RAG (retrieval-augmented generation) makes your company's documents answerable: employees ask questions, the system retrieves the relevant passages and drafts a cited answer. But the technology is the easy half, knowledge ops, deciding what's in the index, who owns it and when it expires, is what separates a trusted answer machine from a confident liar.
Knowledge ops: the part that isn't RAG
- Curate in, don't dump in: start with the 200 documents people actually need, policies, runbooks, product docs, pricing, not the whole drive.
- Ownership: every indexed source has a named owner responsible for its accuracy.
- Freshness rules: docs expire; expired docs leave the index or get flagged in answers.
- Conflict resolution: when two docs disagree, that's a knowledge bug, route it to the owners instead of letting the model pick.
- Access control: the index must respect permissions, RAG that leaks the salary file is a career-ending deployment.

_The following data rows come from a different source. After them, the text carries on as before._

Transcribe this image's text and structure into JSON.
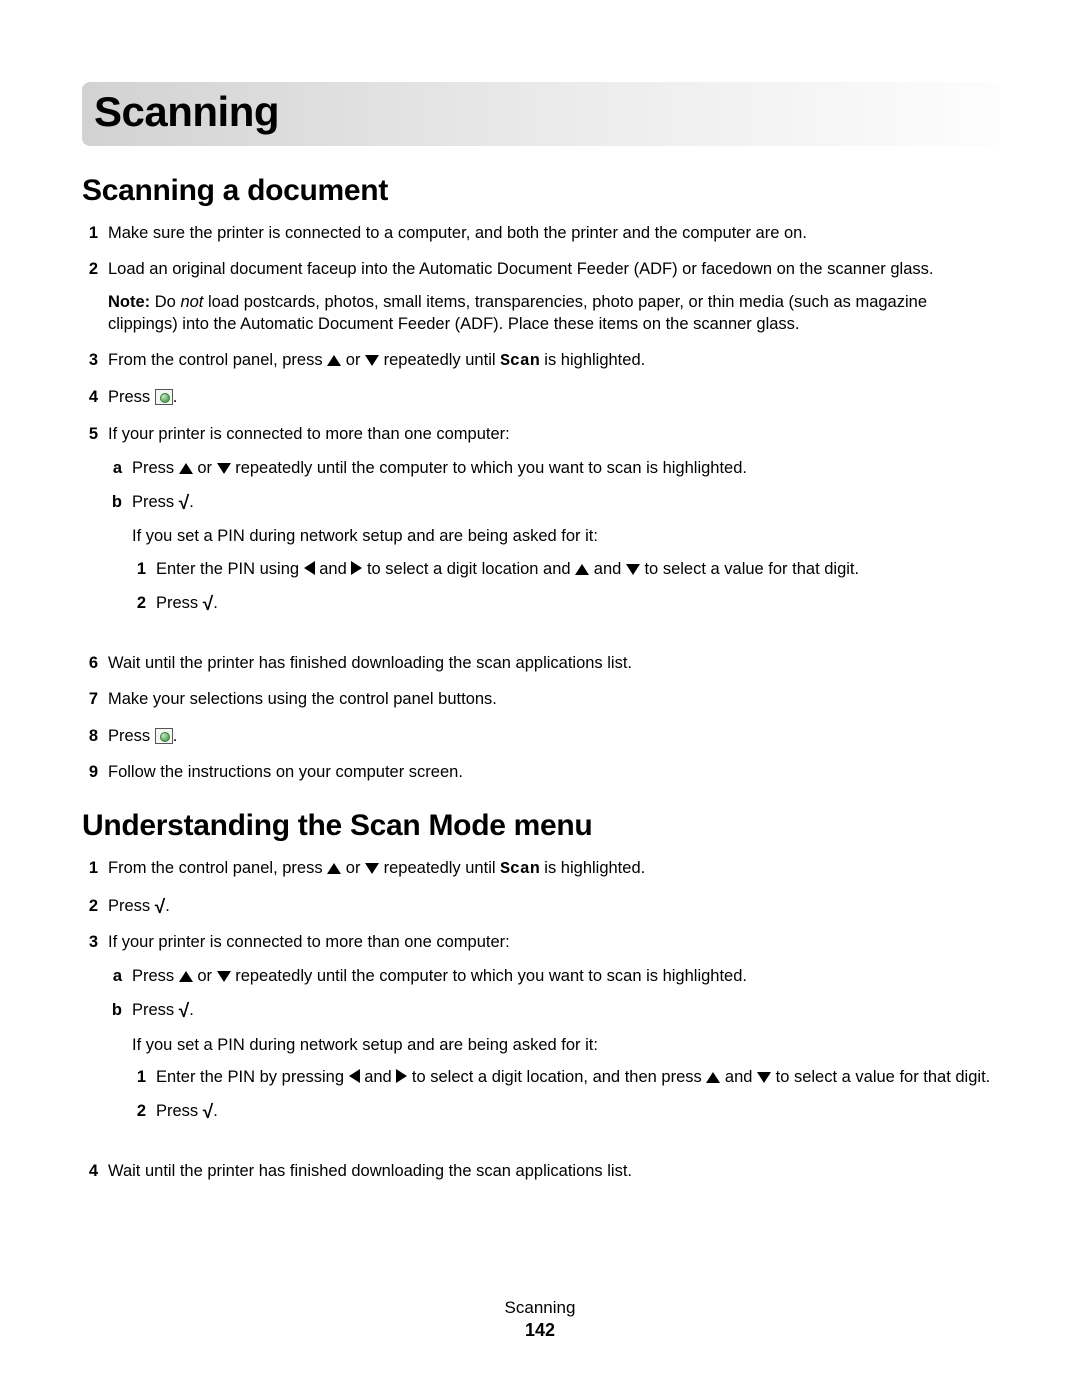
{
  "chapter_title": "Scanning",
  "section1": {
    "heading": "Scanning a document",
    "items": [
      {
        "n": "1",
        "text": "Make sure the printer is connected to a computer, and both the printer and the computer are on."
      },
      {
        "n": "2",
        "text": "Load an original document faceup into the Automatic Document Feeder (ADF) or facedown on the scanner glass.",
        "note_label": "Note:",
        "note_prefix": " Do ",
        "note_em": "not",
        "note_suffix": " load postcards, photos, small items, transparencies, photo paper, or thin media (such as magazine clippings) into the Automatic Document Feeder (ADF). Place these items on the scanner glass."
      },
      {
        "n": "3",
        "pre": "From the control panel, press ",
        "mid": " or ",
        "post": " repeatedly until ",
        "scan": "Scan",
        "tail": " is highlighted."
      },
      {
        "n": "4",
        "press": "Press "
      },
      {
        "n": "5",
        "text": "If your printer is connected to more than one computer:",
        "sub": [
          {
            "m": "a",
            "pre": "Press ",
            "mid": " or ",
            "post": " repeatedly until the computer to which you want to scan is highlighted."
          },
          {
            "m": "b",
            "press": "Press ",
            "pin_intro": "If you set a PIN during network setup and are being asked for it:",
            "pin_items": [
              {
                "n": "1",
                "pre": "Enter the PIN using ",
                "mid1": " and ",
                "mid2": " to select a digit location and ",
                "mid3": " and ",
                "post": " to select a value for that digit."
              },
              {
                "n": "2",
                "press": "Press "
              }
            ]
          }
        ]
      },
      {
        "n": "6",
        "text": "Wait until the printer has finished downloading the scan applications list."
      },
      {
        "n": "7",
        "text": "Make your selections using the control panel buttons."
      },
      {
        "n": "8",
        "press": "Press "
      },
      {
        "n": "9",
        "text": "Follow the instructions on your computer screen."
      }
    ]
  },
  "section2": {
    "heading": "Understanding the Scan Mode menu",
    "items": [
      {
        "n": "1",
        "pre": "From the control panel, press ",
        "mid": " or ",
        "post": " repeatedly until ",
        "scan": "Scan",
        "tail": " is highlighted."
      },
      {
        "n": "2",
        "press": "Press "
      },
      {
        "n": "3",
        "text": "If your printer is connected to more than one computer:",
        "sub": [
          {
            "m": "a",
            "pre": "Press ",
            "mid": " or ",
            "post": " repeatedly until the computer to which you want to scan is highlighted."
          },
          {
            "m": "b",
            "press": "Press ",
            "pin_intro": "If you set a PIN during network setup and are being asked for it:",
            "pin_items": [
              {
                "n": "1",
                "pre": "Enter the PIN by pressing ",
                "mid1": " and ",
                "mid2": " to select a digit location, and then press ",
                "mid3": " and ",
                "post": " to select a value for that digit."
              },
              {
                "n": "2",
                "press": "Press "
              }
            ]
          }
        ]
      },
      {
        "n": "4",
        "text": "Wait until the printer has finished downloading the scan applications list."
      }
    ]
  },
  "footer": {
    "section": "Scanning",
    "page": "142"
  },
  "period": "."
}
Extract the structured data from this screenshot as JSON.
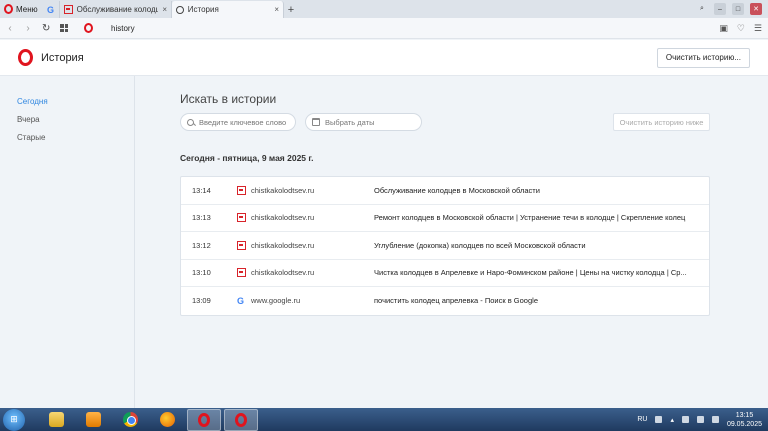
{
  "browser": {
    "menu_label": "Меню",
    "tabs": [
      {
        "title": "",
        "kind": "google",
        "favicon_letter": "G"
      },
      {
        "title": "Обслуживание колодцев",
        "kind": "site",
        "close": "×"
      },
      {
        "title": "История",
        "kind": "history",
        "active": true,
        "close": "×"
      }
    ],
    "new_tab": "+",
    "address": "history",
    "window_controls": [
      "search-icon",
      "minimize-icon",
      "maximize-icon",
      "close-icon"
    ],
    "address_icons": [
      "camera-icon",
      "heart-icon",
      "settings-icon"
    ]
  },
  "header": {
    "title": "История",
    "clear_button": "Очистить историю..."
  },
  "sidebar": {
    "items": [
      {
        "label": "Сегодня",
        "active": true
      },
      {
        "label": "Вчера"
      },
      {
        "label": "Старые"
      }
    ]
  },
  "search": {
    "heading": "Искать в истории",
    "keyword_placeholder": "Введите ключевое слово",
    "date_label": "Выбрать даты",
    "clear_below": "Очистить историю ниже"
  },
  "day_heading": "Сегодня - пятница, 9 мая 2025 г.",
  "history": [
    {
      "time": "13:14",
      "domain": "chistkakolodtsev.ru",
      "title": "Обслуживание колодцев в Московской области",
      "favicon": "site"
    },
    {
      "time": "13:13",
      "domain": "chistkakolodtsev.ru",
      "title": "Ремонт колодцев в Московской области | Устранение течи в колодце | Скрепление колец",
      "favicon": "site"
    },
    {
      "time": "13:12",
      "domain": "chistkakolodtsev.ru",
      "title": "Углубление (докопка) колодцев по всей Московской области",
      "favicon": "site"
    },
    {
      "time": "13:10",
      "domain": "chistkakolodtsev.ru",
      "title": "Чистка колодцев в Апрелевке и Наро-Фоминском районе | Цены на чистку колодца | Ср...",
      "favicon": "site"
    },
    {
      "time": "13:09",
      "domain": "www.google.ru",
      "title": "почистить колодец апрелевка - Поиск в Google",
      "favicon": "google"
    }
  ],
  "taskbar": {
    "lang": "RU",
    "time": "13:15",
    "date": "09.05.2025"
  },
  "colors": {
    "accent": "#2f86e0",
    "opera_red": "#e0141e",
    "background": "#f0f4f8"
  }
}
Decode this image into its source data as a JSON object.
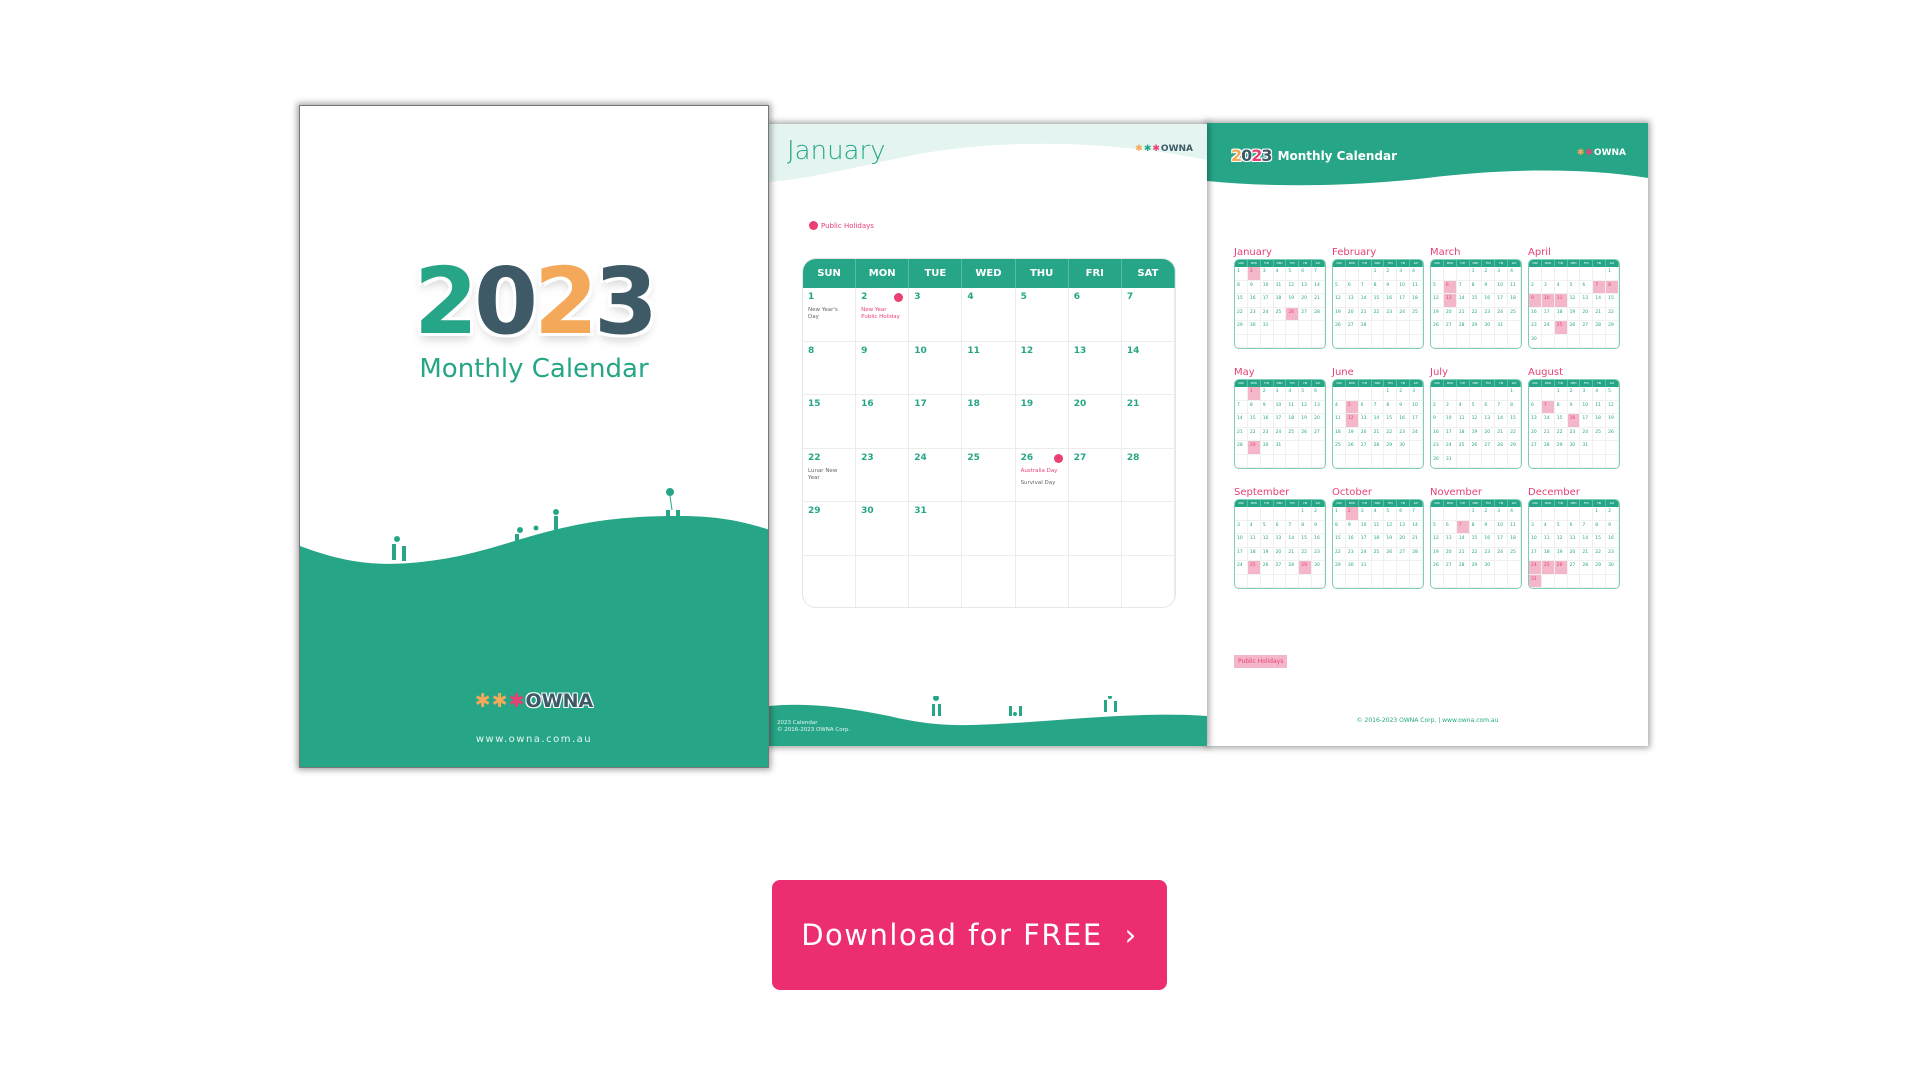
{
  "colors": {
    "teal": "#26a687",
    "pink": "#e93f73",
    "orange": "#f4a95a",
    "slate": "#3d5a66",
    "button": "#ec2d72",
    "holiday_fill": "#f4b7c9"
  },
  "cover": {
    "year_digits": [
      "2",
      "0",
      "2",
      "3"
    ],
    "subtitle": "Monthly Calendar",
    "brand": "OWNA",
    "url": "www.owna.com.au"
  },
  "month_page": {
    "title": "January",
    "brand": "OWNA",
    "legend_label": "Public Holidays",
    "weekdays": [
      "SUN",
      "MON",
      "TUE",
      "WED",
      "THU",
      "FRI",
      "SAT"
    ],
    "days": [
      {
        "num": "1",
        "events": [
          {
            "text": "New Year's Day",
            "holiday": false
          }
        ]
      },
      {
        "num": "2",
        "holiday_dot": true,
        "events": [
          {
            "text": "New Year Public Holiday",
            "holiday": true
          }
        ]
      },
      {
        "num": "3"
      },
      {
        "num": "4"
      },
      {
        "num": "5"
      },
      {
        "num": "6"
      },
      {
        "num": "7"
      },
      {
        "num": "8"
      },
      {
        "num": "9"
      },
      {
        "num": "10"
      },
      {
        "num": "11"
      },
      {
        "num": "12"
      },
      {
        "num": "13"
      },
      {
        "num": "14"
      },
      {
        "num": "15"
      },
      {
        "num": "16"
      },
      {
        "num": "17"
      },
      {
        "num": "18"
      },
      {
        "num": "19"
      },
      {
        "num": "20"
      },
      {
        "num": "21"
      },
      {
        "num": "22",
        "events": [
          {
            "text": "Lunar New Year",
            "holiday": false
          }
        ]
      },
      {
        "num": "23"
      },
      {
        "num": "24"
      },
      {
        "num": "25"
      },
      {
        "num": "26",
        "holiday_dot": true,
        "events": [
          {
            "text": "Australia Day",
            "holiday": true
          },
          {
            "text": "Survival Day",
            "holiday": false
          }
        ]
      },
      {
        "num": "27"
      },
      {
        "num": "28"
      },
      {
        "num": "29"
      },
      {
        "num": "30"
      },
      {
        "num": "31"
      },
      {
        "num": ""
      },
      {
        "num": ""
      },
      {
        "num": ""
      },
      {
        "num": ""
      },
      {
        "num": ""
      },
      {
        "num": ""
      },
      {
        "num": ""
      },
      {
        "num": ""
      },
      {
        "num": ""
      },
      {
        "num": ""
      },
      {
        "num": ""
      }
    ],
    "footer_line1": "2023 Calendar",
    "footer_line2": "© 2016-2023 OWNA Corp."
  },
  "year_page": {
    "year_digits": [
      "2",
      "0",
      "2",
      "3"
    ],
    "title": "Monthly Calendar",
    "brand": "OWNA",
    "weekdays": [
      "SUN",
      "MON",
      "TUE",
      "WED",
      "THU",
      "FRI",
      "SAT"
    ],
    "months": [
      {
        "name": "January",
        "start": 0,
        "days": 31,
        "holidays": [
          2,
          26
        ]
      },
      {
        "name": "February",
        "start": 3,
        "days": 28,
        "holidays": []
      },
      {
        "name": "March",
        "start": 3,
        "days": 31,
        "holidays": [
          6,
          13
        ]
      },
      {
        "name": "April",
        "start": 6,
        "days": 30,
        "holidays": [
          7,
          8,
          9,
          10,
          11,
          25
        ]
      },
      {
        "name": "May",
        "start": 1,
        "days": 31,
        "holidays": [
          1,
          29
        ]
      },
      {
        "name": "June",
        "start": 4,
        "days": 30,
        "holidays": [
          5,
          12
        ]
      },
      {
        "name": "July",
        "start": 6,
        "days": 31,
        "holidays": []
      },
      {
        "name": "August",
        "start": 2,
        "days": 31,
        "holidays": [
          7,
          16
        ]
      },
      {
        "name": "September",
        "start": 5,
        "days": 30,
        "holidays": [
          25,
          29
        ]
      },
      {
        "name": "October",
        "start": 0,
        "days": 31,
        "holidays": [
          2
        ]
      },
      {
        "name": "November",
        "start": 3,
        "days": 30,
        "holidays": [
          7
        ]
      },
      {
        "name": "December",
        "start": 5,
        "days": 31,
        "holidays": [
          24,
          25,
          26,
          31
        ]
      }
    ],
    "legend_label": "Public Holidays",
    "copyright": "© 2016-2023 OWNA Corp. | www.owna.com.au"
  },
  "cta": {
    "label": "Download for FREE",
    "icon": "chevron-right-icon",
    "glyph": "›"
  }
}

Measuring whether it works
- Collect 50 real questions from support, onboarding and internal chat.
- Grade answers weekly: correct, cited, current. Track the score like uptime.
- Log 'no good answer' cases, they're your content roadmap.
- Watch deflection honestly: did people stop asking colleagues, or stop trusting the tool?
A rollout sequence that builds trust
- 1One high-pain domain first (support macros, HR policy, or engineering runbooks).
- 2Pilot with a friendly team; grade every answer for two weeks.
- 3Fix the corpus, not the prompt, most wrong answers trace to wrong or missing docs.
- 4Expand domain by domain, each with an owner, never 'index everything' in one step.